Calling the March 6 executive order signed by President Donald Trump, which put a temporary hold on visas for travelers from six Muslim-majority countries, “grossly unlawful,” the state of Hawaii today urged the Supreme Court to sit out the litigation over the legality of the order, popularly known as the “travel ban.” Instead, the state told the justices, they should allow two lower-court orders putting the order on hold to remain in place. After all, the state suggested, even the federal government – which is defending the order in court — “has revealed by word and deed that even it believes” that the travel ban is no longer necessary.
The Trump administration has asked the justices to reinstate the travel ban, which two separate federal appeals courts had blocked, and review the dispute over the ban on the merits. The government’s original request for the Supreme Court to weigh in came after the U.S. Court of Appeals for the 4th Circuit had blocked the government from implementing the ban, but before the U.S. Court of Appeals for the 9th Circuit had ruled in Hawaii’s challenge to the ban. The justices ordered the latest round of briefing – of which today’s filing was a part – after the 9th Circuit ruled for Hawaii on June 12.
The brief that Hawaii filed today reiterated many of the points that the state made in its earlier briefing. The state complained, for example, that the federal government had doubled “down on a breathtaking vision of unreviewable” power for the executive branch. But, the state maintained, federal immigration laws do not give president “an absolute right to control immigration.” Recounting the history of early U.S. colonists, the state stressed that the Founding Fathers “were thus familiar both with the violent threat posed by religious zealots and with the threat to our liberties posed by governments acting in the name of the United States. Our Constitution,” the state emphasized, “is designed to guard against them both.”
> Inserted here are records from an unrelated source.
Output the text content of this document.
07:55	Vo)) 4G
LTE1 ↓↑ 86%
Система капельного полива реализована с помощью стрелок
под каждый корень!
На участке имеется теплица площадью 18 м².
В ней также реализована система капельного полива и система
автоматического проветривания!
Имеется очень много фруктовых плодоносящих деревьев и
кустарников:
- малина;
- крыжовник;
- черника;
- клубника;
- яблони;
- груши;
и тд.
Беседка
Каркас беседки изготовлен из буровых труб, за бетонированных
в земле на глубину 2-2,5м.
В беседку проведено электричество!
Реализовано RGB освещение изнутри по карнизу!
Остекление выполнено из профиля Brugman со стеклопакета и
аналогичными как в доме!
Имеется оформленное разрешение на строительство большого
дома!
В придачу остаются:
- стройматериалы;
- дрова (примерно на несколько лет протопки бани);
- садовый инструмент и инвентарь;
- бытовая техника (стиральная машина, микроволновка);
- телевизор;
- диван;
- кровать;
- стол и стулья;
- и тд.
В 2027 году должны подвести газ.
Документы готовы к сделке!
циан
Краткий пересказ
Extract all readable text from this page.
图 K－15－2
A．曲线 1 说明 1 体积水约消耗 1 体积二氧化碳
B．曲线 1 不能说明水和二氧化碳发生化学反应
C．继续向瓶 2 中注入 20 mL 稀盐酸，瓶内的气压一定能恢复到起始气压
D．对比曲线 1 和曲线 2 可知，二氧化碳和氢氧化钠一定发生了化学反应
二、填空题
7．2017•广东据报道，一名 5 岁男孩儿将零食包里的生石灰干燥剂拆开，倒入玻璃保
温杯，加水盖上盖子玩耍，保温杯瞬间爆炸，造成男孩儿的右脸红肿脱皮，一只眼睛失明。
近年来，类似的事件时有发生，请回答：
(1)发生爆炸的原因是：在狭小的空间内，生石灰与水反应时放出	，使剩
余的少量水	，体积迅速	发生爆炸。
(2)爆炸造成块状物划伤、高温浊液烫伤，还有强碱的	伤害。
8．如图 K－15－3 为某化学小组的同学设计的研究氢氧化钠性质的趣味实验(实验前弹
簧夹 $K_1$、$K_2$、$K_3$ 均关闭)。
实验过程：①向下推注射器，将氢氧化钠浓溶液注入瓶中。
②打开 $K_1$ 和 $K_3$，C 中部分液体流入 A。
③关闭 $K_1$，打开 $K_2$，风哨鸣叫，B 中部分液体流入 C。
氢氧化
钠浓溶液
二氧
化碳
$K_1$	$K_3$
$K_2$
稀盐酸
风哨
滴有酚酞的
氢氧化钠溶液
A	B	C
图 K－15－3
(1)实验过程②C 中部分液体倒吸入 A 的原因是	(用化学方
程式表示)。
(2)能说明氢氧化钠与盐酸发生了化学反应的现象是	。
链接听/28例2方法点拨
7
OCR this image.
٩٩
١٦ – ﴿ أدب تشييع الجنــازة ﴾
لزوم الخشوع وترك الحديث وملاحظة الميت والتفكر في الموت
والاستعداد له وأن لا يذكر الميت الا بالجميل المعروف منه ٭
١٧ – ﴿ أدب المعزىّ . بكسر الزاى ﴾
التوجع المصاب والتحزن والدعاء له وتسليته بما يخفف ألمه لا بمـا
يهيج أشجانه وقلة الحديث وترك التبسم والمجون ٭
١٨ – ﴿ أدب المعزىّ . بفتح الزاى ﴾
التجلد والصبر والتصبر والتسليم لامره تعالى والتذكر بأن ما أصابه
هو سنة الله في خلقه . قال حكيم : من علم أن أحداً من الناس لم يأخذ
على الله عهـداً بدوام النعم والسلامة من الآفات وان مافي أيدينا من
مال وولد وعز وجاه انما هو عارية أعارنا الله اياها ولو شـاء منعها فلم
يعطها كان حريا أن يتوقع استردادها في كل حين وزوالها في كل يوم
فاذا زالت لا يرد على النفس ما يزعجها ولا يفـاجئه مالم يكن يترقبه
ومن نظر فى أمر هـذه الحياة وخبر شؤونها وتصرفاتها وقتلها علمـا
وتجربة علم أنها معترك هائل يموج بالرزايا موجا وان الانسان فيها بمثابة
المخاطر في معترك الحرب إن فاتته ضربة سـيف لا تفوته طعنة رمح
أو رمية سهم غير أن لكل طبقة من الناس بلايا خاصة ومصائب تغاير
But the main focus of the state’s brief (as well as a short brief filed by the challengers in the 4th Circuit case) was an effort to convince the justices that, putting everything else aside, there is no need for the justices to get involved in the travel ban dispute now. The state explained that, in the wake of the 9th Circuit’s ruling, the president had instructed agencies within the federal government to begin their review – required by the March 6 order – of the procedures that they use to vet visa applications. The government, the state contended, had argued that the ban on new visas for travelers from the six Muslim-majority countries was necessary to give the government time to conduct this review. The government will now be able to start that process soon.
But, the state continued, the provisions in the March 6 order barring new visas for travelers from six Muslim-majority countries won’t go into effect until three days after the freeze is lifted. And the federal government has told the Court that it does not need to hear the case until October, almost nine months after the ban was originally imposed. By that point, the state suggested, the government’s justification for the ban – the need to vet visa procedures – will no longer exist, eliminating any need for the court to weigh in. “Even when faced with important issues,” the state observed, “this Court does not review cases that no longer have any practical urgency.”
Hawaii also told the justices that, if they disagree and decide to review the 4th Circuit’s ruling freezing the travel ban, they should also take on the 9th Circuit’s case. The federal government will file its response to today’s filing by noon tomorrow – presumably in time for it to consider the government’s requests at the justices’ private conference on Thursday.